During a speech on the floor of the US House on Tuesday, Representative Luis Gutierrez (D-IL) argued Israeli Prime Minister Benjamin Netanyahu is a “strongman” who has based his career on “injecting fear and resentment into political affairs, when you use the backdrop of terrorism and the understandable fear of the Israeli people as political tool for years and decades,” which is jeopardizing a two-state solution that would recognize the “fundamental rights” of Palestinians to their own state and allow Palestine to exist “without occupation,” and provide the best opportunity for long-term peace.
Gutierrez said, “As the right-wing government of Netanyahu, consolodates power and becomes in many ways the one party rulers of Israel, a number of things are changing that should be of concern to all Americans. Specifically, the increasing dominance of the Likud Party, as the one party in Israel jeopardizes the two-state solution that I, and many others in the United States and Israel, feel is the only way to achieve long-term peace in the Middle East. There is a retrenchment of hard-line policy aimed at solidifying alliances with smaller religious and hard-line parties that keep Likud in power. That will make it harder for Israelis and their allies in America, and anyone who seeks lasting peace, to maintain progress toward a two-state solution.”
He added, “Right now the Knesset is considering legislation to legalize all Israeli setllements in Palestinian territories on the West Bank, even those constructed on private Palestinian land. Boom. 400,000 people in settlements across the West Bank, it’s all legal because they say it’s legal, but it’s not. And Israel is destroying Palestinian homes at a pace faster than we’ve ever seen before. It is provocative, sweeping, and designed to make it harder to ever reach an agreement with the Palestinians. The plan to restrict the Muslim call to prayer in Jerusalem has been revived, again to placate hard-lined religious constituents by Prime Minister Netanyahu. There is no clearer statement to people of the Islamic faith that they do not matter, that they do not belong, and that they will not be tolerated than to restrict the Muslim call to prayer in Jerusalem, a city that has heard the Muslim call to prayer for thousands of years.”

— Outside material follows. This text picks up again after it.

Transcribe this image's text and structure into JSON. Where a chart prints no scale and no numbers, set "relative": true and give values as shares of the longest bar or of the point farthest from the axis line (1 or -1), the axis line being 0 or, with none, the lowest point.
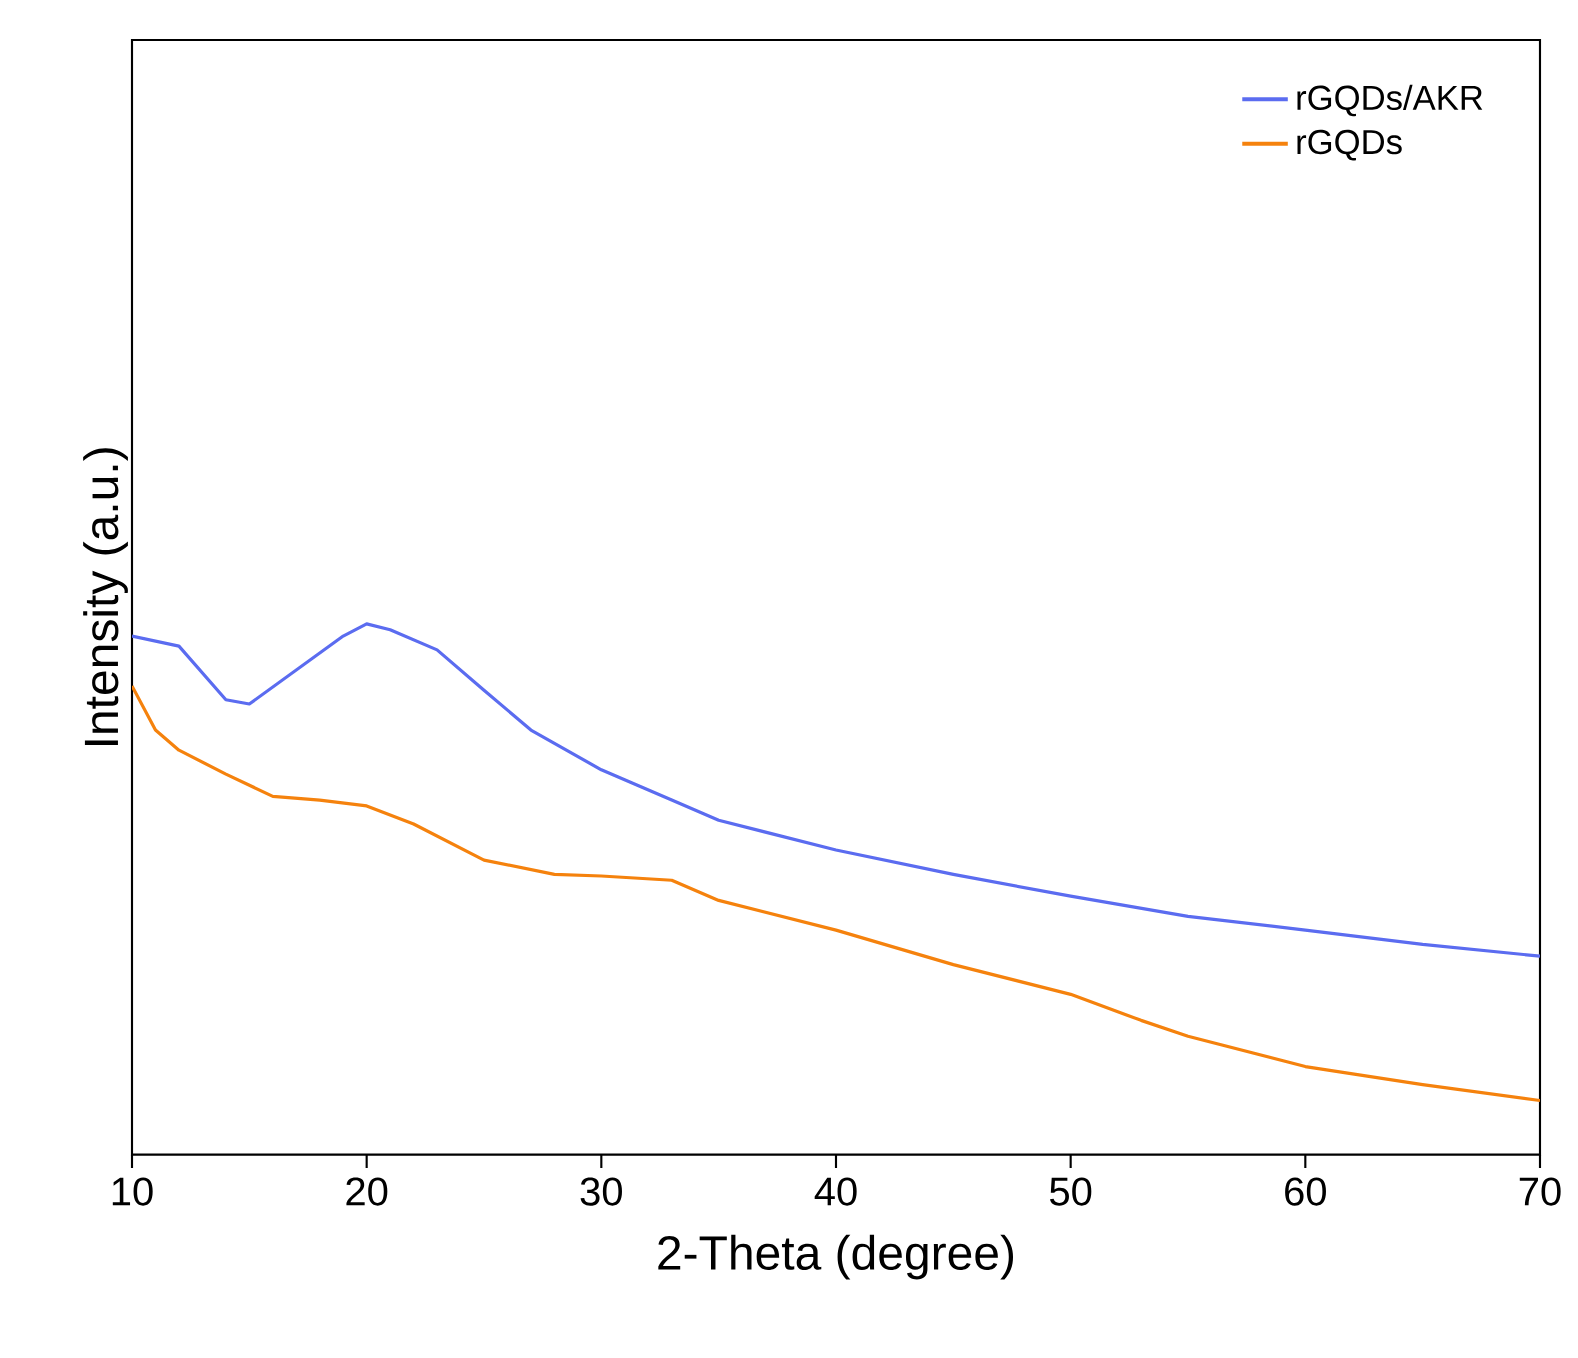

Gutierrez continued that “what is going on in Israel with Prime Minister Netanyahu presents a cautionary tale about the consequences of following a political strongman. The strongman has to keep proving that he’s a strongman over and over. Like other strongmen who write fear into leadership, when you base your political career on injecting fear and resentment into political affairs, when you use the backdrop of terrorism and the understandable fear of the Israeli people as political tool for years and decades, this is the kind of policy that results. There is an appetite for constant escalation of what you are doing to stand up to the enemy you have constructed, an enemy based on, but not the same as the enemies that fight against the state of Israel, and tolerance and peace, in real life. Strongmen construct a foil, in this case on the Palestinians, but sometimes exaggerated beyond recognition, and they need to feed the thirst for more and more action to attack the caricature that they have constructed. But strongman politics in Israel has the impact of making a long-lasting solution that brings peace to the Middle East even harder to achieve. The fundamental rights of Palestinians to have their own state, a state alongside the Israeli state, where they have the same basic rights and dignity to govern themselves and raise their families in peace, that is what most Israeli and Palestinians and people of around the world have been fighting for. If we are ever going to achieve the permanent peace that allows Israel to exist without fear, and Palestine to exist without occupation, we must continue to fight for a two-state solution.”